The Fabric of a Black Woman President

Here at the Fashion
Institute of Technology, officials would like people to understand one thing: FIT is not just about fashion. With course offerings in museum studies, graphic design and even toy manufacturing, officials at the school feel they are truly on the cutting edge. They brought in a Black woman to preside over the institute — one who had already cut her teeth in New York's City University system. More than a year into her tenure, Dr. Joyce F. Brown is the school's first African American president — and its first female president.
Before coming to FIT, she held a number of senior administrative posts at City University, including vice chancellor for student affairs and urban programs, and vice chancellor for urban affairs and development. In 1990, she was acting president of Bernard Baruch College, also part of the CUNY system. She also served as deputy mayor for public and community affairs under Mayor David N. Dinkins.
Married to H. Carl McCall, the New York state comptroller and the highest Black elected official in the state, Brown is no stranger to maneuvering the treacherous political climate of New York City.

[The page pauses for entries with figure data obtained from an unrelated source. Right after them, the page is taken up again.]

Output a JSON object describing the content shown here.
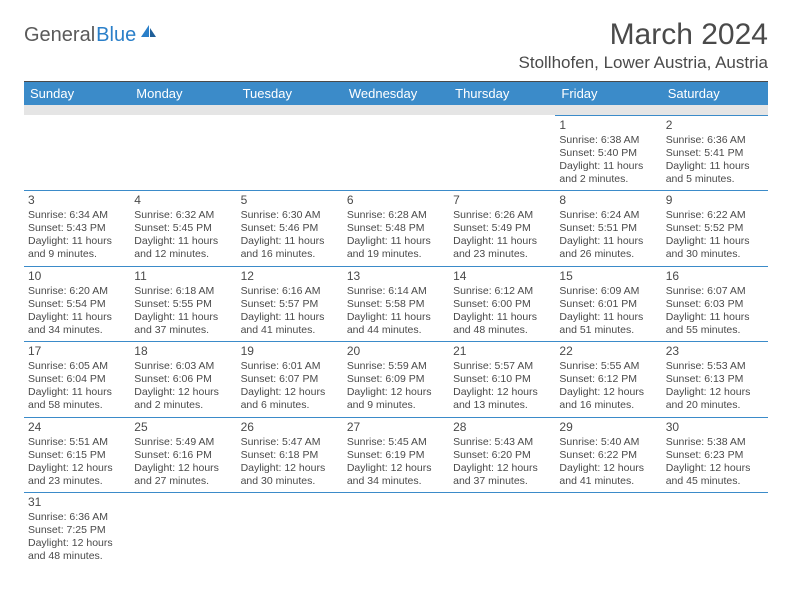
{
  "logo": {
    "text1": "General",
    "text2": "Blue"
  },
  "title": "March 2024",
  "location": "Stollhofen, Lower Austria, Austria",
  "colors": {
    "header_bg": "#3b8bc9",
    "header_fg": "#ffffff",
    "grid_line": "#3b8bc9",
    "text": "#4a4a4a",
    "spacer": "#e5e5e5",
    "logo_blue": "#2a7fc9"
  },
  "weekdays": [
    "Sunday",
    "Monday",
    "Tuesday",
    "Wednesday",
    "Thursday",
    "Friday",
    "Saturday"
  ],
  "weeks": [
    [
      null,
      null,
      null,
      null,
      null,
      {
        "n": "1",
        "sr": "Sunrise: 6:38 AM",
        "ss": "Sunset: 5:40 PM",
        "d1": "Daylight: 11 hours",
        "d2": "and 2 minutes."
      },
      {
        "n": "2",
        "sr": "Sunrise: 6:36 AM",
        "ss": "Sunset: 5:41 PM",
        "d1": "Daylight: 11 hours",
        "d2": "and 5 minutes."
      }
    ],
    [
      {
        "n": "3",
        "sr": "Sunrise: 6:34 AM",
        "ss": "Sunset: 5:43 PM",
        "d1": "Daylight: 11 hours",
        "d2": "and 9 minutes."
      },
      {
        "n": "4",
        "sr": "Sunrise: 6:32 AM",
        "ss": "Sunset: 5:45 PM",
        "d1": "Daylight: 11 hours",
        "d2": "and 12 minutes."
      },
      {
        "n": "5",
        "sr": "Sunrise: 6:30 AM",
        "ss": "Sunset: 5:46 PM",
        "d1": "Daylight: 11 hours",
        "d2": "and 16 minutes."
      },
      {
        "n": "6",
        "sr": "Sunrise: 6:28 AM",
        "ss": "Sunset: 5:48 PM",
        "d1": "Daylight: 11 hours",
        "d2": "and 19 minutes."
      },
      {
        "n": "7",
        "sr": "Sunrise: 6:26 AM",
        "ss": "Sunset: 5:49 PM",
        "d1": "Daylight: 11 hours",
        "d2": "and 23 minutes."
      },
      {
        "n": "8",
        "sr": "Sunrise: 6:24 AM",
        "ss": "Sunset: 5:51 PM",
        "d1": "Daylight: 11 hours",
        "d2": "and 26 minutes."
      },
      {
        "n": "9",
        "sr": "Sunrise: 6:22 AM",
        "ss": "Sunset: 5:52 PM",
        "d1": "Daylight: 11 hours",
        "d2": "and 30 minutes."
      }
    ],
    [
      {
        "n": "10",
        "sr": "Sunrise: 6:20 AM",
        "ss": "Sunset: 5:54 PM",
        "d1": "Daylight: 11 hours",
        "d2": "and 34 minutes."
      },
      {
        "n": "11",
        "sr": "Sunrise: 6:18 AM",
        "ss": "Sunset: 5:55 PM",
        "d1": "Daylight: 11 hours",
        "d2": "and 37 minutes."
      },
      {
        "n": "12",
        "sr": "Sunrise: 6:16 AM",
        "ss": "Sunset: 5:57 PM",
        "d1": "Daylight: 11 hours",
        "d2": "and 41 minutes."
      },
      {
        "n": "13",
        "sr": "Sunrise: 6:14 AM",
        "ss": "Sunset: 5:58 PM",
        "d1": "Daylight: 11 hours",
        "d2": "and 44 minutes."
      },
      {
        "n": "14",
        "sr": "Sunrise: 6:12 AM",
        "ss": "Sunset: 6:00 PM",
        "d1": "Daylight: 11 hours",
        "d2": "and 48 minutes."
      },
      {
        "n": "15",
        "sr": "Sunrise: 6:09 AM",
        "ss": "Sunset: 6:01 PM",
        "d1": "Daylight: 11 hours",
        "d2": "and 51 minutes."
      },
      {
        "n": "16",
        "sr": "Sunrise: 6:07 AM",
        "ss": "Sunset: 6:03 PM",
        "d1": "Daylight: 11 hours",
        "d2": "and 55 minutes."
      }
    ],
    [
      {
        "n": "17",
        "sr": "Sunrise: 6:05 AM",
        "ss": "Sunset: 6:04 PM",
        "d1": "Daylight: 11 hours",
        "d2": "and 58 minutes."
      },
      {
        "n": "18",
        "sr": "Sunrise: 6:03 AM",
        "ss": "Sunset: 6:06 PM",
        "d1": "Daylight: 12 hours",
        "d2": "and 2 minutes."
      },
      {
        "n": "19",
        "sr": "Sunrise: 6:01 AM",
        "ss": "Sunset: 6:07 PM",
        "d1": "Daylight: 12 hours",
        "d2": "and 6 minutes."
      },
      {
        "n": "20",
        "sr": "Sunrise: 5:59 AM",
        "ss": "Sunset: 6:09 PM",
        "d1": "Daylight: 12 hours",
        "d2": "and 9 minutes."
      },
      {
        "n": "21",
        "sr": "Sunrise: 5:57 AM",
        "ss": "Sunset: 6:10 PM",
        "d1": "Daylight: 12 hours",
        "d2": "and 13 minutes."
      },
      {
        "n": "22",
        "sr": "Sunrise: 5:55 AM",
        "ss": "Sunset: 6:12 PM",
        "d1": "Daylight: 12 hours",
        "d2": "and 16 minutes."
      },
      {
        "n": "23",
        "sr": "Sunrise: 5:53 AM",
        "ss": "Sunset: 6:13 PM",
        "d1": "Daylight: 12 hours",
        "d2": "and 20 minutes."
      }
    ],
    [
      {
        "n": "24",
        "sr": "Sunrise: 5:51 AM",
        "ss": "Sunset: 6:15 PM",
        "d1": "Daylight: 12 hours",
        "d2": "and 23 minutes."
      },
      {
        "n": "25",
        "sr": "Sunrise: 5:49 AM",
        "ss": "Sunset: 6:16 PM",
        "d1": "Daylight: 12 hours",
        "d2": "and 27 minutes."
      },
      {
        "n": "26",
        "sr": "Sunrise: 5:47 AM",
        "ss": "Sunset: 6:18 PM",
        "d1": "Daylight: 12 hours",
        "d2": "and 30 minutes."
      },
      {
        "n": "27",
        "sr": "Sunrise: 5:45 AM",
        "ss": "Sunset: 6:19 PM",
        "d1": "Daylight: 12 hours",
        "d2": "and 34 minutes."
      },
      {
        "n": "28",
        "sr": "Sunrise: 5:43 AM",
        "ss": "Sunset: 6:20 PM",
        "d1": "Daylight: 12 hours",
        "d2": "and 37 minutes."
      },
      {
        "n": "29",
        "sr": "Sunrise: 5:40 AM",
        "ss": "Sunset: 6:22 PM",
        "d1": "Daylight: 12 hours",
        "d2": "and 41 minutes."
      },
      {
        "n": "30",
        "sr": "Sunrise: 5:38 AM",
        "ss": "Sunset: 6:23 PM",
        "d1": "Daylight: 12 hours",
        "d2": "and 45 minutes."
      }
    ],
    [
      {
        "n": "31",
        "sr": "Sunrise: 6:36 AM",
        "ss": "Sunset: 7:25 PM",
        "d1": "Daylight: 12 hours",
        "d2": "and 48 minutes."
      },
      null,
      null,
      null,
      null,
      null,
      null
    ]
  ]
}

She recently sat down with BI editor Jamilah Evelyn to talk about the intricacies of being a Black woman president; working in the infamous New York higher education systems; and training students for an industry that has been especially lax in its employment of people of color.
BI: How did you come to FIT? Were you always interested in being a president?

JB: I was at City University of New York for a very long time. And I'm a psychologist by training but have always been in higher ed administration. That's what I did for all those years at CUNY, so that I tend to have the mailroom story. I mean, I had done every job it seems that there is to do in a university. But the last 10 to 14 years of my time at CUNY, I was in central administration. I was a vice chancellor in a number of different areas and I was an acting president over at Baruch. So it was a logical sort of progression to take on a full-time position as a president. Although at the time that I was contacted for this position, I thought that it would be good to spend some time in the classroom, and I was teaching in the Ph.D. program in clinical psychology at CUNY. So that's sort of what I prepared myself to do. As I went from one position to another in City University, it really did prepare me to take on such a position.